Gregory is practically his own chapter of Black history. The St. Louis native once ran for President and got his start as a civil rights leader after excelling at track in high school. After being drafted into the Army, his comic skills were discovered and he moved to Chicago after his service. There he became a cohort of comedians like Bill Cosby. But “Playboy” founder Hugh Hefner put Gregory on the map after hearing him perform a racially satiric routine in front of a predominantly white audience. Gregory began performing at the then popular Playboy Club and the rest is definitely black history.

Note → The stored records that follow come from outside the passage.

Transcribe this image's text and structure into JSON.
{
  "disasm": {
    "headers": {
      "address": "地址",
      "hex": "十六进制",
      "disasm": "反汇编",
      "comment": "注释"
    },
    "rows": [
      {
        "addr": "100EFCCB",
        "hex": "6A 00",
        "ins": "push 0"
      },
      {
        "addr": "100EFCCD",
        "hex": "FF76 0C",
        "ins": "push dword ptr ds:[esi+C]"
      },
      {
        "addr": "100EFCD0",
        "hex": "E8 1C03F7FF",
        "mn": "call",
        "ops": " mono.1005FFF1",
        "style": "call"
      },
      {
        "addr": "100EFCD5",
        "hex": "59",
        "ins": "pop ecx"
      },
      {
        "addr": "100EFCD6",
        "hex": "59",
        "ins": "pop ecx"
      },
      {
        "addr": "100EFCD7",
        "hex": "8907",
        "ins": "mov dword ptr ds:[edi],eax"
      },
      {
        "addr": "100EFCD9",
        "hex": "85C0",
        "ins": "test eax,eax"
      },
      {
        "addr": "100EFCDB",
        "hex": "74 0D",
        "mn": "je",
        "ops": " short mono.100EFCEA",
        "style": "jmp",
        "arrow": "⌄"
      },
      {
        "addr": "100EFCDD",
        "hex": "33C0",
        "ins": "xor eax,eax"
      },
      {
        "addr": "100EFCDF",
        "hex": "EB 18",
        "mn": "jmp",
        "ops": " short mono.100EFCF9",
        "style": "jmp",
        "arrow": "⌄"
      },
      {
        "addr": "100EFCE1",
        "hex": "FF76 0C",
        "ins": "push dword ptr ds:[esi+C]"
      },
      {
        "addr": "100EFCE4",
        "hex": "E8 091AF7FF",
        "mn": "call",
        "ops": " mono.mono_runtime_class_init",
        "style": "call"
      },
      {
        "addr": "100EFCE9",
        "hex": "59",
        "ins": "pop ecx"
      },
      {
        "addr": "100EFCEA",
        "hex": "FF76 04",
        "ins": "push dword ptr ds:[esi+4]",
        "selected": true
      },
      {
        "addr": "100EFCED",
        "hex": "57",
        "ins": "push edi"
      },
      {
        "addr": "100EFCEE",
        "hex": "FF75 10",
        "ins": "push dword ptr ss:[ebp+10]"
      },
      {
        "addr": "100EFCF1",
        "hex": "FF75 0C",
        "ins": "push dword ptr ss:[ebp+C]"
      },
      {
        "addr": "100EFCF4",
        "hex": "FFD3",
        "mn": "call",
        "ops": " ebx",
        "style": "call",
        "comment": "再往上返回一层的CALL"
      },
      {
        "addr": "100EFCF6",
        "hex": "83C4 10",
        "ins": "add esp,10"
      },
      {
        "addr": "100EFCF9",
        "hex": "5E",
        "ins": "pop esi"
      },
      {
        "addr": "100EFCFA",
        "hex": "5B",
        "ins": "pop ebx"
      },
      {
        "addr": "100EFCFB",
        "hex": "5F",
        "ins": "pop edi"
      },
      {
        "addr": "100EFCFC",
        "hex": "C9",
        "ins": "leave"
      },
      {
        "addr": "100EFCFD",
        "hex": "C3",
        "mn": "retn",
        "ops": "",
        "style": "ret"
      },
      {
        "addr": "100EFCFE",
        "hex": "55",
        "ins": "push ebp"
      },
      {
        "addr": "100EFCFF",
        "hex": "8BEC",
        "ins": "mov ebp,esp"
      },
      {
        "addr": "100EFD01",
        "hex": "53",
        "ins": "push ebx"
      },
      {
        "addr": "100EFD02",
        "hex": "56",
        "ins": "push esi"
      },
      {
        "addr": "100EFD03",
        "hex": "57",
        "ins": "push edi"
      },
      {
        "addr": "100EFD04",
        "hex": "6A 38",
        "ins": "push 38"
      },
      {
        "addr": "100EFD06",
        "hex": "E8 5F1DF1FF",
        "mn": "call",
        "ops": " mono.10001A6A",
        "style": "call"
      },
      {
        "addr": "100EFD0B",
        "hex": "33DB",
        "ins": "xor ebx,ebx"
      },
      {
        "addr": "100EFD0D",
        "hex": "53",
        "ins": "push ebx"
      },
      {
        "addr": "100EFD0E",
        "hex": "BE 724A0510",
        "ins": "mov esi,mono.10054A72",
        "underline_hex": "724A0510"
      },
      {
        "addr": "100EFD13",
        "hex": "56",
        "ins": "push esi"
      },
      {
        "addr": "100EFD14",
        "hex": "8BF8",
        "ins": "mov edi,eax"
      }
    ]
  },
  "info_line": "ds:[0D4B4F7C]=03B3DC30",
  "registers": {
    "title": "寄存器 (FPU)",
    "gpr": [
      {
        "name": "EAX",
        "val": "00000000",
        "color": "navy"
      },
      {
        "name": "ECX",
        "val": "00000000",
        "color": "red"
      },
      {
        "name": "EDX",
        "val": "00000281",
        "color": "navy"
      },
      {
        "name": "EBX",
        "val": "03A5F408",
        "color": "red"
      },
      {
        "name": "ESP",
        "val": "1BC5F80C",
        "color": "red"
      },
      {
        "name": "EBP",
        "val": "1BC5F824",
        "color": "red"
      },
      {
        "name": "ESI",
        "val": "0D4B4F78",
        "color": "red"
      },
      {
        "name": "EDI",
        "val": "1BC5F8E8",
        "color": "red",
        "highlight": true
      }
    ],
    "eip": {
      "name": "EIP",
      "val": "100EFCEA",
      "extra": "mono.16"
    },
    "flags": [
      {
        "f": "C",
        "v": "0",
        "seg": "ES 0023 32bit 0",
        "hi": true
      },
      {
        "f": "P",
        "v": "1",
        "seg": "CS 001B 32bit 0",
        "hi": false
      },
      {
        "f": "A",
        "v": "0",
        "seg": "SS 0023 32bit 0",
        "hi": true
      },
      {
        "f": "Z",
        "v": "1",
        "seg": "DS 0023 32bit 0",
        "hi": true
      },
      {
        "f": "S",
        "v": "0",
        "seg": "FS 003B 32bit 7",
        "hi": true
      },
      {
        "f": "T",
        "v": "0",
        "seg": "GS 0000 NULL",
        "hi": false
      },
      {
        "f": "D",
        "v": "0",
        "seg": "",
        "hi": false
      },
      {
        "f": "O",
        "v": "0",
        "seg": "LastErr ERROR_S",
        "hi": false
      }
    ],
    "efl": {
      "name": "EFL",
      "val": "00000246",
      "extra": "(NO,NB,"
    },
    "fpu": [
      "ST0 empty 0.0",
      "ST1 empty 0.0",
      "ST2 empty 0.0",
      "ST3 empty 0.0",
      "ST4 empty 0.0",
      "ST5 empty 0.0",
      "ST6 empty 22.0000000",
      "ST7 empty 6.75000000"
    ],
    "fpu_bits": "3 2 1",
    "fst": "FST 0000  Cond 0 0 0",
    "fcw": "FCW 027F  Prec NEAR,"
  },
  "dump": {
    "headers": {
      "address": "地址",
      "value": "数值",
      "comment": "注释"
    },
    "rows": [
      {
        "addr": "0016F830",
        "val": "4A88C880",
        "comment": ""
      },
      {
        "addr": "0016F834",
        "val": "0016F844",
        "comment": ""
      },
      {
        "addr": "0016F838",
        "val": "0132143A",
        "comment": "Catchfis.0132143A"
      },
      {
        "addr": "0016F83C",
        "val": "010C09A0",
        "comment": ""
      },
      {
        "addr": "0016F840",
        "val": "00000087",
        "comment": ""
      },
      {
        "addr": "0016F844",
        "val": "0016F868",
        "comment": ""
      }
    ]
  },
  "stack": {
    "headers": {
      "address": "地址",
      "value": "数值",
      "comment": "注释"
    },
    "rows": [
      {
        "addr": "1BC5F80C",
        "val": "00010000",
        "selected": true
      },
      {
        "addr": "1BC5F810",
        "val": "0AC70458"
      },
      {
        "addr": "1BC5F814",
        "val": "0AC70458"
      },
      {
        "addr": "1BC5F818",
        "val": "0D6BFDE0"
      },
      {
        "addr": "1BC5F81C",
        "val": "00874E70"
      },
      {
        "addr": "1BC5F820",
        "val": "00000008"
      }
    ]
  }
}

Gregory’s popularity and his skits that dealt frankly with racism led to his involvement in civil rights. Gregory ran unsuccessfully for Mayor of Chicago in 1967 and President of the United States in 1968 to draw attention to the problems of African-Americans. He’s supported feminism and the anti-apartheid movement as well as healthy living. Gregory was diagnosed with lymphoma but has kept it at bay for over a decade with he says, his regimen of fruits, vegetables, supplements and exercise. His book “Natural Diet for Folks Who Eat: Cookin’ With Mother Nature” was published in 1973, putting him at the forefront of the early healthy living movement. Gregory is the author of several other books including a few memoirs, one entitled “Ni—er,” which details the hardships of his life growing up poor, black and without a father.
Gregory continues to be a force, speaking around the world and performing. He’s still keenly interested in politics and the state of the world. In his 80 years, he’s seen a lot of changes but says he believe actions are always better than ideals.
“I don’t believe in hope,” he told Democracynow.org earlier this year. “We got in outer space; there wasn’t hope. We made rockets; there wasn’t hope. You bring in the hardcore scientists and shine a light on it and say, "We have to do this." If I had a brain tumor, I don’t hope it’s going to get out; I’m going to ask you who’s the best brain surgeon here, and I’ll go to him. And that’s what’s going to happen. You shift the mindset of young folks that says, what you’re doing here goes out there. This don’t have to happen, that it’s not all right. I come up in a black community when a cop beat up you and your brother, they say, "Well, thank God they didn’t kill you." That’s no more. That’s no more.”